Wednesday, February 20, 2013

Getty Sales And Numbers For Thought

This road that splits into a fork is a concept image about choice and directions.
In the stock industry choices have to be made about price vs. volume and which direction both photographers and agencies are going to choose. Make that choice wisely!

My latest Getty sales report looked a little different than usual. A While back, through some sort of “glitch” Getty mistakenly included a few of my images in the Thinkstock collection (and I believe the images have since been removed). Some of those sales showed up last month and some again this month. Last month I kind of shrugged them off, but this month I decided to take a closer look.

What caught my eye was that a few of the images seemed to be doing quite well. One of my images sold 46 times out of Thinkstock, another sold 42 times, and a third image sold eleven times.  You know that whole thing about volume making up for lower sales prices? Well, here is a very small and very unscientific look at that proposition, because each of those above images were also still available as RF images on the Getty site giving me an opportunity to compare how they did at subscription prices on the Thinkstock site as opposed to how they did at “traditional” RF prices on the Getty site.

The first image, with 46 Thinkstock sales, netted me…are you ready…$18.40. The image sold as an RF image off of the Getty site four times for a total of $1,312.86.  Hmmm…I think I’ll take the RF! But what about the next image? That one, with 42 subscription sales brought in $16.80. It only sold twice on the Getty site, but brought in $31.20.  Again…I’ll take the RF. The third image sold 11 times at Thinkstock, bringing in $4.44. It sold twice as an RF image and brought in $155.26.
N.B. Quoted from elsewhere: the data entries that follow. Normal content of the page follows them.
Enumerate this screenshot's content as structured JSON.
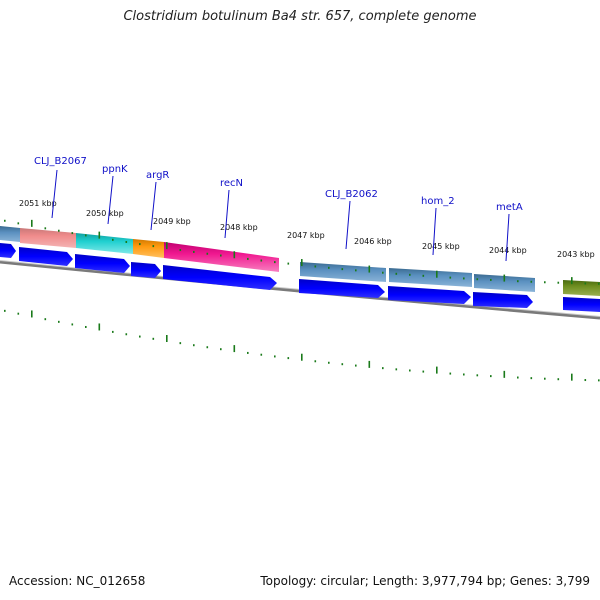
{
  "title": "Clostridium botulinum Ba4 str. 657, complete genome",
  "footer": {
    "accession": "Accession: NC_012658",
    "summary": "Topology: circular; Length: 3,977,794 bp; Genes: 3,799"
  },
  "ticks": [
    "2051 kbp",
    "2050 kbp",
    "2049 kbp",
    "2048 kbp",
    "2047 kbp",
    "2046 kbp",
    "2045 kbp",
    "2044 kbp",
    "2043 kbp"
  ],
  "gene_labels": [
    "CLJ_B2067",
    "ppnK",
    "argR",
    "recN",
    "CLJ_B2062",
    "hom_2",
    "metA"
  ],
  "colors": {
    "cds": "#0000ee",
    "tick": "#1a7a1a",
    "backbone": "#888888",
    "label": "#1010c8"
  }
}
As I said, this is such a small sampling over such a short time period that drawing conclusions should only be done with the utmost caution.  However, it does reinforce my suspicions that I am better off with higher priced imagery. There is a price point at which the volume just does not make up for the low prices. That concerns me since there seems to be a movement of clients away from the higher priced sites, including microstock sites such as iStockphoto, and towards the less expensive agencies such as Shutterstock.

Whenever I peruse microstock sites I just can’t believe that some of those incredible images are available at such low prices. It is going to be very interesting to see how the industry does in the coming years. How are agencies (and photographers) going to succeed if they compete on price? The images I mentioned above each took hours of post-production work above and beyond the photography involved. I am just not seeing how subscription pricing would justify my work (though again, this is a miniscule sampling). I am hopeful (thought sometimes I wonder why) that agencies are going to figure this out and because I am producing consistently at as high a level of quality as I can, that I will do well as a result.

By the way, a few weeks ago a Blend Images Photographer had a sale, of an RF image, of $60,000.00. Of course, those little victories are more akin to winning the lottery than anything else, but it is important to realize that there are still clients out there who are willing to pay for the right image!

So is the answer for agencies to provide better searches, exclusive content or a better experience? I really don’t know, but I do know that my brief taste of the results of rock bottom pricing is a bitter one!